How: The patient's hometown physician should report a low-level E/M depending on the medical necessity for the suture removal. This office visit would most likely not warrant a higher E/M because the history, exam and medical decision-making are minimal for suture removal. However, documentation supporting the suture removal and the proper level of E/M service should accompany
the claim.
 
Pitfalls: The Problem With Modifiers 54 and 55

When one physician places sutures and you remove them, you may be tempted to use modifier 55 (Postoperative management only). The modifier is not correct in this situation.

How it works: CPT 2006 recommends modifier 55 to identify the postoperative management when a different physician performs the surgical procedure.

It may sound like the perfect answer to a situation in which an emergency physician applies the sutures and the patient's internist removes them, but this method is difficult for carriers to track. Why? If you append modifier 55 to the original procedural code, the emergency physician has to use modifier 54 (Surgical care only) on the same code.

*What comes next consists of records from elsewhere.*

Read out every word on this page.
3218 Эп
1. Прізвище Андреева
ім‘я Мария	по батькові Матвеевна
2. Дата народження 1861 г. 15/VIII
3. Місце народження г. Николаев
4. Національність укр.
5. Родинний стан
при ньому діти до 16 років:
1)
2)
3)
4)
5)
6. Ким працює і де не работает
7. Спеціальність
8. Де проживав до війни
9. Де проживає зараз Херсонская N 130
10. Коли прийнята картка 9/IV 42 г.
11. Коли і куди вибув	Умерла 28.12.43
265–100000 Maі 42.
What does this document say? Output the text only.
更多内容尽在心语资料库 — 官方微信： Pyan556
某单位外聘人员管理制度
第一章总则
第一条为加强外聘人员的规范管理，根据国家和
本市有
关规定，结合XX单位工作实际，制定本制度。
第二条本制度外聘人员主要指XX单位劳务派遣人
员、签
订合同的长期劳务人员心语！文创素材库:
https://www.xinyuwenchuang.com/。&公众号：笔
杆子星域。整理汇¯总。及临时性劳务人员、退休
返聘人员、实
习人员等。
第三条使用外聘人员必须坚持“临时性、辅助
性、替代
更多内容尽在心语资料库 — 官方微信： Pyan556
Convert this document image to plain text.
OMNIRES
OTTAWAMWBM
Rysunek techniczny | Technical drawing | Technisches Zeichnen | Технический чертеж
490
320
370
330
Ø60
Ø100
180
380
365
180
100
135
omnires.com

Example: A patient was injured in a car crash, and the emergency physician does a complex laceration closure onthe patient's face and arm.
 
The physician reports 13132 (Repair, complex, forehead, cheeks, chin, mouth, neck, axillae, genitalia, hands and/or feet; 2.6 cm to 7.5 cm) for two wounds on the forehead and cheeks, and 13121 (Repair, complex, scalp, arms, and/or legs; 2.6 cm to 7.5 cm) for arm lacerations. The doctor then tells the patient to follow up with her personal physician at your practice.

The doctor performing the emergency surgery could use modifier 54 on these codes because he's only doing the surgical care, but in reality, most physicians would not do so. Because it would be very difficult to coordinate laceration repair coding with an emergency department physician, using modifiers 54 and 55 for this type of situation is unrealistic.

Bottom line: You can't disagree with the official commentary from the AMA, which clearly indicates that a suture removal should be incorporated into the E/M.

Tip: When you remove a patient's sutures, you can link the visit to ICD-9 code V58.3 (Attention to surgical dressings and sutures).